Analysing a single ordinal variable

2a: Test for median (one-sample Wilcoxon signed rank test)

From the results in the previous parts we noticed in the example that not many people think accounting is scientific. However that was just based on a sample, and we would like to know how this would be in the population. Would the majority of people in the population also not see accounting as very scientific? The majority would be more than 50% of the people, so in other words, is the median (the score in the middle) in the populaiton significantly different from 2.5 (since 2 = pretty scientific, and 3 = not scientific)?

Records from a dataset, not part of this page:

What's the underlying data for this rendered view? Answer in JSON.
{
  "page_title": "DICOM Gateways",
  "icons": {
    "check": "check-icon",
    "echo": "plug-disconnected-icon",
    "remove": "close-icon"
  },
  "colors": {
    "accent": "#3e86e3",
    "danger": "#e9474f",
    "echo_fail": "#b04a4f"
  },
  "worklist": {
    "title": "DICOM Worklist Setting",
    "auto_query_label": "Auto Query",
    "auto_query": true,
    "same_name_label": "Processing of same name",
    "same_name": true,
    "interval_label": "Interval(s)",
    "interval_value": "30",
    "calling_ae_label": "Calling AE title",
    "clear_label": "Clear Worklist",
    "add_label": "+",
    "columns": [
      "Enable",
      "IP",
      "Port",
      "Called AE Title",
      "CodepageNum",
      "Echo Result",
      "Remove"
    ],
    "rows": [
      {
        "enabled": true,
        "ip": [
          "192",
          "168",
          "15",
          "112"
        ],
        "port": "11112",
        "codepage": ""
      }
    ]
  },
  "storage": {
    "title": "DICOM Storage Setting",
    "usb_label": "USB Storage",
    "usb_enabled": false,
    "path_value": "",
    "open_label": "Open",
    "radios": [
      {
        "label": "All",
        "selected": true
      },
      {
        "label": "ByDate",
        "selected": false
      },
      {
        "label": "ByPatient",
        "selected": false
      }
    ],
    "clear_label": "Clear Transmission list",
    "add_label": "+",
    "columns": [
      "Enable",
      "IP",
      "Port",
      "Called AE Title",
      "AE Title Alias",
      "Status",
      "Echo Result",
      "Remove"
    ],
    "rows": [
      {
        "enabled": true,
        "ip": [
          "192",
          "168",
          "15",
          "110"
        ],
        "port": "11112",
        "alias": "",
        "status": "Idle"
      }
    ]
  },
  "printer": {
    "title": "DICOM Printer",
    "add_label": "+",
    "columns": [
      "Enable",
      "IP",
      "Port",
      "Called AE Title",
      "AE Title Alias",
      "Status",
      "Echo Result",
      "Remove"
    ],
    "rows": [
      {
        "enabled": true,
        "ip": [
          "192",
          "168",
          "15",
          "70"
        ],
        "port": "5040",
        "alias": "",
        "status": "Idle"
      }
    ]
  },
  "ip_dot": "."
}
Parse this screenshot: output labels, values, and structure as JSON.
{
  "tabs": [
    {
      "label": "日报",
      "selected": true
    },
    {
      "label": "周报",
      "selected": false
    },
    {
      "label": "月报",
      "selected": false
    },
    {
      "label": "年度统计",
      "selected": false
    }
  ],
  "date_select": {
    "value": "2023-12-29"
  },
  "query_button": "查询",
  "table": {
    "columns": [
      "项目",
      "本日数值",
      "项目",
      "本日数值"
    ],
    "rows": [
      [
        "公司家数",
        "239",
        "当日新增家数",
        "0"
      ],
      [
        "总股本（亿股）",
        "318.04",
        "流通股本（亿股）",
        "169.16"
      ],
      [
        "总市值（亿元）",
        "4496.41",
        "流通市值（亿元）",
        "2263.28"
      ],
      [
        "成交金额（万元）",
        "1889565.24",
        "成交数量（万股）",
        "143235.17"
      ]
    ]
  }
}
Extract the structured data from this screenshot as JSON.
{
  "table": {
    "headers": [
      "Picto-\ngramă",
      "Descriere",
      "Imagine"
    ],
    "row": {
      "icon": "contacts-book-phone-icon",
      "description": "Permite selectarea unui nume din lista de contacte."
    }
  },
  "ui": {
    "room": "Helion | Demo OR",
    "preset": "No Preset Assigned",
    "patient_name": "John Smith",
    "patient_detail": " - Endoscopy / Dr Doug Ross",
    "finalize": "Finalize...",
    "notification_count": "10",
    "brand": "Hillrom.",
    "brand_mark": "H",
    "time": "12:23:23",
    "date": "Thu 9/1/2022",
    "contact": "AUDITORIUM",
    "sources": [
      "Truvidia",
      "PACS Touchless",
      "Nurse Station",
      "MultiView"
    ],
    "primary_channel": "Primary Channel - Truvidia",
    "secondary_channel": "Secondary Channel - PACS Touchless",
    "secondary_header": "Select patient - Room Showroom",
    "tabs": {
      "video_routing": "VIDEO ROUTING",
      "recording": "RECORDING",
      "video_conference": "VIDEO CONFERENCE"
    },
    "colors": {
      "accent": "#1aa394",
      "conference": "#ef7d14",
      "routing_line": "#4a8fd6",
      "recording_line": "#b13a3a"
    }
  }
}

Two tests could be used for this, the first does exactly what is described above, and is known as a sign-test, however another test is more frequently used and has a lot scarier name: one-sample Wilcoxon signed rank test (Wilcoxon, 1945). This second test uses rankings (it ranks the scores) and because of this might give a slightly different result. The advantage of this second test is that it can catch some smaller differences and is the one I will explain here. If you are curious about what the Wilcoxon test does exactly I'd recommend this site. The appendix at the bottom of the page has some more information about the sign-test in case you are curious about it.

The significance of the Wilcoxon signed rank test will tell us how likely it is to have a result as in our sample, or even more extreme if the median in the population is indeed a certain value (in the example we use 2.5). If this chance is very low, the population mos likely has another median than the one expected.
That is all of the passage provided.